No need to keep your money in your checking account where you aren’t making any interest. Determine what level you need to keep in there to ensure you can pay your expenses each month.  Everything else move over to your savings account.  I would strongly recommend the GSBank.com online savings account – which currently generates 1.05% APY.  Unbelievable when compared to other savings accounts earning on average 0.01% APY.

5. Put your money to work in the mid-term

There are several ways to put your money to work that can be relatively low risk and also generate a significant amount of interest – during a time where that may be more difficult.  See below for a few ideas that are working out well!


An online peer to peer lending site. The best part is you don’t have to lend someone $1,000 each, but rather can break your investment into $25 increments to diversify and limit your risk. If one loan defaults (they don’t pay you)…that’s perfectly OK. You can set your risk tolerance, deposit some cash, and let the platform do the rest for you. Right now we’re averaging around 9% interest. Loans are typically for 3 or 5 years so I would recommend putting all of your cash in this one if you think you’re going to need it anytime soon.
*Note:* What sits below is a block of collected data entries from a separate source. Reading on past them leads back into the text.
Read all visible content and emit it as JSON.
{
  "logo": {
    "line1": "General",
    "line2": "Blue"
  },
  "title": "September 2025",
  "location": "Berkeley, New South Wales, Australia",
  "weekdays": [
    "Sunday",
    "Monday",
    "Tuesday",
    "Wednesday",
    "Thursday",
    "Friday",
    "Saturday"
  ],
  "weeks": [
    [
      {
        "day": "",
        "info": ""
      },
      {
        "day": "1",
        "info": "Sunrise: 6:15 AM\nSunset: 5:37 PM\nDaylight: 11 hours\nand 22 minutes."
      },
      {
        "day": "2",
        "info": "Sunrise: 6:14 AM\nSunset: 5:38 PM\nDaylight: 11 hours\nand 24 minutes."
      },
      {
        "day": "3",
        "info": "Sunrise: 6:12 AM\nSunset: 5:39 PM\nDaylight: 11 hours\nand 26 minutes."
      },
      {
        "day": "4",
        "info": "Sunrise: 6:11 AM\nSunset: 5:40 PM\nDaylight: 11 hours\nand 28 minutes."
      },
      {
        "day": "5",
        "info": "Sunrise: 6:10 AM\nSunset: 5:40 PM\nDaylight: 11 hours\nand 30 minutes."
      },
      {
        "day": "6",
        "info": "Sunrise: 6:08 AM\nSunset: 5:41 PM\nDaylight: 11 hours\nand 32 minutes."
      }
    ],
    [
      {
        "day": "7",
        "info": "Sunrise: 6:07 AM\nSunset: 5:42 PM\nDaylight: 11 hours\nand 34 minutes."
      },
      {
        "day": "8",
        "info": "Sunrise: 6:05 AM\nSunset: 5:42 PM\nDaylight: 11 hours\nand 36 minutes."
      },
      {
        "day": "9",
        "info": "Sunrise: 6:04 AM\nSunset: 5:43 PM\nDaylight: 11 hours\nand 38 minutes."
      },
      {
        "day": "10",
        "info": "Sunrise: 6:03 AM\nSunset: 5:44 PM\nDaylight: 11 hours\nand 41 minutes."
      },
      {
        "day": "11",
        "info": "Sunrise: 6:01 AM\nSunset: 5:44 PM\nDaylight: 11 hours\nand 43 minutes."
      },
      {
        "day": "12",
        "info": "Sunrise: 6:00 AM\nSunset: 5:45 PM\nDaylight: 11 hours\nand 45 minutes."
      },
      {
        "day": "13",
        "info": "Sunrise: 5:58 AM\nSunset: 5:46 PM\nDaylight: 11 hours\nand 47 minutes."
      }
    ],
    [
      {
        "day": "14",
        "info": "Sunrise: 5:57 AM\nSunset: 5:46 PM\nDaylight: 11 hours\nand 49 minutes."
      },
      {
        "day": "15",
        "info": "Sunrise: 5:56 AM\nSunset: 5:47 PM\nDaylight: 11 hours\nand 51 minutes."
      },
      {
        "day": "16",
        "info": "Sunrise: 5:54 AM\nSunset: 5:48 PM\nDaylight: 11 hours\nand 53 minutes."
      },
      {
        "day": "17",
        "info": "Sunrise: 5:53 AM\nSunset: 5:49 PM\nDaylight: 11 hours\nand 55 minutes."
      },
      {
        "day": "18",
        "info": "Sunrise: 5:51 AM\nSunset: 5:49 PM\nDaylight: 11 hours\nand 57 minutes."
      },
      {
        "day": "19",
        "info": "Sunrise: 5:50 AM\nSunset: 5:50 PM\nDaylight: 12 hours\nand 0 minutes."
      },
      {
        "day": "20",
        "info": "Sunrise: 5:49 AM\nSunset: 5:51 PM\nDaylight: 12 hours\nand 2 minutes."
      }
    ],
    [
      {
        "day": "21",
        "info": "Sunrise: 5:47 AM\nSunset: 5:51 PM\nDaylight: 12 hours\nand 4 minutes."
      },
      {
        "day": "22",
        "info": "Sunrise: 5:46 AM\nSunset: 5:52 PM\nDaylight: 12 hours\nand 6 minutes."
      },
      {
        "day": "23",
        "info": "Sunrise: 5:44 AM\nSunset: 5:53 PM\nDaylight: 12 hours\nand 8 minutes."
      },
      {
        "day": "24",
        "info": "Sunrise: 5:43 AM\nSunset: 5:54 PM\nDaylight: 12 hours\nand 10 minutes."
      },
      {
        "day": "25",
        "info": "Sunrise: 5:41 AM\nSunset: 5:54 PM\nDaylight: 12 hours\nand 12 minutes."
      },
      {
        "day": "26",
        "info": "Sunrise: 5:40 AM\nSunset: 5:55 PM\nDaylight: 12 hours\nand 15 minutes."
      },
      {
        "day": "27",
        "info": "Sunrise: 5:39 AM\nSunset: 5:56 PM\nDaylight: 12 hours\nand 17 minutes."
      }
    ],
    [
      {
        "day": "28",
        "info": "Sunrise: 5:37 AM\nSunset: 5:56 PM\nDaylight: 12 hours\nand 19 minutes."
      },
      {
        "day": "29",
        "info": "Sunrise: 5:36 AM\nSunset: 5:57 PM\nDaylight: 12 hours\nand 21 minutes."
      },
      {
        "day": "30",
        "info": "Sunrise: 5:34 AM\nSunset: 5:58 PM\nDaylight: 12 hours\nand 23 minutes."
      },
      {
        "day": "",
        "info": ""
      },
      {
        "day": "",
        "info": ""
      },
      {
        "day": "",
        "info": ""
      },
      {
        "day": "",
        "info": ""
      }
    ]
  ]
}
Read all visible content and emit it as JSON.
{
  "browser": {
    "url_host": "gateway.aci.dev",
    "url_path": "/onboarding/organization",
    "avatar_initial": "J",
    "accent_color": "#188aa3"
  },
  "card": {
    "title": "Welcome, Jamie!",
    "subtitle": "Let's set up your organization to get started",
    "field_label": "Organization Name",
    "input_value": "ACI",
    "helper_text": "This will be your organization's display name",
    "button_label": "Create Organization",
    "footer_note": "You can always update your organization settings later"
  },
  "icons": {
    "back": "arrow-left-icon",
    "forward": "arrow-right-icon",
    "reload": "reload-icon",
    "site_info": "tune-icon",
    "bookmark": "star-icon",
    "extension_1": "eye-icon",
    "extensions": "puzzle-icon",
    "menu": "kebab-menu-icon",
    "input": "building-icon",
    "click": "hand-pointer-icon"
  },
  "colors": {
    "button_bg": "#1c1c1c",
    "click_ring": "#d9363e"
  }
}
Sign-up and get a $50 bonus

Wealthfront / Betterment

Both Wealthfront and Betterment are considered to be robo-investing platforms – set it and forget it. You can set your risk tolerance as well for both of these. Simply deposit your money and they invest in the appropriate financial vehicles to match your risk tolerance. The best part about this is that all trades are free and they are done for you. Super low fees and makes your money work for you in a fully automated way. Depends on market conditions, but so far this has been a fantastic option for us.

Sign-up and get $5,000 managed free at Wealthfront

6. Do you know your credit score?


Your credit score is the single most important factor in obtaining loans and reducing your interest rates as much as possible. Check out Credit Karma, an app that tells you your credit score for free!

Check it out at www.creditkarma.com

7. Track your assets monthly

Do you know all of your accounts and have an idea how your assets are growing (or shrinking!) over time?  On a monthly basis, list out all of your accounts and track their balances. You can use mint.com for this to track your account balances over time. I would recommend listing them out on an excel spreadsheet, date them, and then revisit it each month to track your progress.

8. Emergency Fund should be a critical goal

Having an emergency fund is something that most people do not have.  I would strongly recommend have a savings account that is untouchable that has at a minimum 6 months of your expenses.  This money should not be put into a risky account (e.g. stocks, etc).

9. Flexible Spending Accounts

If you have the option at work to participate in flexible spending accounts, definitely take advantage of it.  They simply allow you the option to set aside some money, pre-tax, for medical expenses.  In our family, we tend to have all kinds of medical expenses for our kid’s doctor’s visits and random trips to the emergency room – this fund comes in handy!

10. Get Crazy on Saving


There are all kinds of neat ways to save out there. One of the cooler ways to save some dough is through Qapital – it’s an app that allows you to save in unique ways.  For instance, you can save $1 every time the international space station flies overhead…or save $1 every day it rains in your city (rainy day fund)!  For us, we use Qapital to take every transaction we have across our accounts (credit cards, checking, etc) and round it up to the nearest dollar. It then takes those cents and moves them to a separate account.  Believe it or not we’ve been able to save nearly $700 over the last 8 months or so.